At present, Phuket has three ASQ facilities. Another 16 hotels are awaiting approval.

Mr Bhummikitti said tourists in ASQ will help drive the industry and are likely to stay longer than the 14-day quarantine period, while tourists under travel bubbles may have a shorter length of stay.

The province is preparing capacity for up to 20,000 tourists a day with 50 ICU beds equipped for coronavirus cases.

The plan to open the province to chartered flights and become an ASQ destination was discussed with the Phuket provincial governor last week.
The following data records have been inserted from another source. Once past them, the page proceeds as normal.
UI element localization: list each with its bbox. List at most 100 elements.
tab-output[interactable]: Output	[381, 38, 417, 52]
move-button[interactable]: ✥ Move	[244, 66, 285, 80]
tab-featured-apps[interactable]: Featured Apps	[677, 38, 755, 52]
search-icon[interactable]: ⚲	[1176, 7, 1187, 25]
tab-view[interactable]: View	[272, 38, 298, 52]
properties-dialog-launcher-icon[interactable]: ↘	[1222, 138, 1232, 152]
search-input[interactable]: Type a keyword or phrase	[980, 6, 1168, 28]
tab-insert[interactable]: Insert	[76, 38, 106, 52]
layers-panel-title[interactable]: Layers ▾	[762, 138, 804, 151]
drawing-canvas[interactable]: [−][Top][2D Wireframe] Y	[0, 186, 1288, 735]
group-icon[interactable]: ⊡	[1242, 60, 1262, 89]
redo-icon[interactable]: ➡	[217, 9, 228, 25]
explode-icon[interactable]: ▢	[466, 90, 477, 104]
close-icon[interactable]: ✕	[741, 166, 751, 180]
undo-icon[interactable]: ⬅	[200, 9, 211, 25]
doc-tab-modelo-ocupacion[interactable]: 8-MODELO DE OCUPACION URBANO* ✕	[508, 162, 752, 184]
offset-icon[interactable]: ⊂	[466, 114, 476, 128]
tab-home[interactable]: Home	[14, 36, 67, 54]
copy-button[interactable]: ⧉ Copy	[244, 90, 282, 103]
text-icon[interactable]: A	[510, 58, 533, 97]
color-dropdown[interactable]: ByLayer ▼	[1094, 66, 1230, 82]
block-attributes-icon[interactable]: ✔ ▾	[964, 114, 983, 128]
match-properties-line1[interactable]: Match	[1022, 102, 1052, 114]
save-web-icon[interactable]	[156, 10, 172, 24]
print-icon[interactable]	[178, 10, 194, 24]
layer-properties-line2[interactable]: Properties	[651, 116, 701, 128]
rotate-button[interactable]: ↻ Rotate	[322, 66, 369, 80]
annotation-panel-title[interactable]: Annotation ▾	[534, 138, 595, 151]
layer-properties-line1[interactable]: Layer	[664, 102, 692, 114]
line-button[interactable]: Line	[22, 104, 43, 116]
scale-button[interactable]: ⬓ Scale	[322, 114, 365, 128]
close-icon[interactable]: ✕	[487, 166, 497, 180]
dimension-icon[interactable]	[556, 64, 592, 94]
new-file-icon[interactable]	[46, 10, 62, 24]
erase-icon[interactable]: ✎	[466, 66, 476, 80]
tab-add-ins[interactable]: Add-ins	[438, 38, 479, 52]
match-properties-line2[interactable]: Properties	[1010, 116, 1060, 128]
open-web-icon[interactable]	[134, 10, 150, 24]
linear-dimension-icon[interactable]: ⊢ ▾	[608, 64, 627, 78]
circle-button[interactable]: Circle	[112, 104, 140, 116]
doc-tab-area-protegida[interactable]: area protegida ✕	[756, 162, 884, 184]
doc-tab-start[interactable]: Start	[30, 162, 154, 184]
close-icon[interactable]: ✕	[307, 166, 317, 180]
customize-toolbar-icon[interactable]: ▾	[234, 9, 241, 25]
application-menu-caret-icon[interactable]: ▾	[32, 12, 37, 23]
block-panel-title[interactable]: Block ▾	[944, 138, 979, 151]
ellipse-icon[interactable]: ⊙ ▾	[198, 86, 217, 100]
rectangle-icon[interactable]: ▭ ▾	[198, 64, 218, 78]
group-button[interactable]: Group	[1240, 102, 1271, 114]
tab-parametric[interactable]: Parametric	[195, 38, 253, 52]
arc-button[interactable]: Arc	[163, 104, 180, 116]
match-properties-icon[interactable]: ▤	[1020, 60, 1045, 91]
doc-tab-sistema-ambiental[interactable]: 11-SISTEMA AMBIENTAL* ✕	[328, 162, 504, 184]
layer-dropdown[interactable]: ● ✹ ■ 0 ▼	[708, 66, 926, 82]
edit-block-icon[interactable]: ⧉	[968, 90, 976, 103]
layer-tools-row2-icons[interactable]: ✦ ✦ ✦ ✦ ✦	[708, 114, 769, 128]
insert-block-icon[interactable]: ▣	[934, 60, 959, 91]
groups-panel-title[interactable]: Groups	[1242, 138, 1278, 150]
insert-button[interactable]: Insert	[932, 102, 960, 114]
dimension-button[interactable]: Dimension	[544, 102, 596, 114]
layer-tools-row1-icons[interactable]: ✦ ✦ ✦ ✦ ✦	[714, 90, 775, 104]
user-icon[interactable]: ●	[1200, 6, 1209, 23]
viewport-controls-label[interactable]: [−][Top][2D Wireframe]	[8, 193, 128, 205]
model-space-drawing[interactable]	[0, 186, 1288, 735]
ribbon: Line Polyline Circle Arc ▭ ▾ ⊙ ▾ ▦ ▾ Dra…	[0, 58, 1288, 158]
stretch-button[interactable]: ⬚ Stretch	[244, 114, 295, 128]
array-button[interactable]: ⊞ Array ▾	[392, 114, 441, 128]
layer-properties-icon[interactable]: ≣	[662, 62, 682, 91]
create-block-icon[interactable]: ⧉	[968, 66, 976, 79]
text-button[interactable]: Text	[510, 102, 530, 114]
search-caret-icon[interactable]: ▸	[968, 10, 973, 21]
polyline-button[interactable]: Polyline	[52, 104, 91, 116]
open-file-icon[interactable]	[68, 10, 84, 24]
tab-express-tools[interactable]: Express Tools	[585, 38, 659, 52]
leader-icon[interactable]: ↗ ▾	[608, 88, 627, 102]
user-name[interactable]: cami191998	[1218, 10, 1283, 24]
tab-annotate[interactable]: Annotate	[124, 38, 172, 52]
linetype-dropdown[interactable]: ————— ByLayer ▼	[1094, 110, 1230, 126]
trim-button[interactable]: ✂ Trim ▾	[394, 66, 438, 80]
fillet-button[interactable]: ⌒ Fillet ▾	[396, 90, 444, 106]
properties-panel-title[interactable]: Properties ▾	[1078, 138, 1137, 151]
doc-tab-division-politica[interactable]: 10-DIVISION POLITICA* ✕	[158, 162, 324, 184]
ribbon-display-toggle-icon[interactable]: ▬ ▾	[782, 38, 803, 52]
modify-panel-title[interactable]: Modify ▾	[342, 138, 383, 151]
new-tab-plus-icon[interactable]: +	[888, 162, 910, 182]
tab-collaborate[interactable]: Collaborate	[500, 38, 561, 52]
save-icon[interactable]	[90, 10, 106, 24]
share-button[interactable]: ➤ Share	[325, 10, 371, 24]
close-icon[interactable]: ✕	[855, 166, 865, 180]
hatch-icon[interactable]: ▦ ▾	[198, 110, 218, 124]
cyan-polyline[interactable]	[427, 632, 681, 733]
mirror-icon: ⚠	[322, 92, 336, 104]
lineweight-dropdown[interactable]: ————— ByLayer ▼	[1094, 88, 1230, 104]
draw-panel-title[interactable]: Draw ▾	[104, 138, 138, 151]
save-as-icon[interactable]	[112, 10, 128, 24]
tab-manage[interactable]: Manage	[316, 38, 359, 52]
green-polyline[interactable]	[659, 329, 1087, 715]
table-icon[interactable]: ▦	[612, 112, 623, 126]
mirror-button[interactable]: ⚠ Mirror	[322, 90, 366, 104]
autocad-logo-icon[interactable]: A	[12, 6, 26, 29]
The idea of welcoming private jets from Malaysia, Hong Kong and Singapore will be discussed later.

"If Phuket cannot get international flights until the end of the year, then the province will have only 80 billion baht in tourism inflow, compared with 440 billion baht last year," Mr Bhummikitti said.

In regard to the conflict between operators and Germany's TUI Group, he said the tourism company has come up with more practical conditions to repay local operators and some hotels have received payment already.

The company also asked about bringing in tourists during the upcoming high season.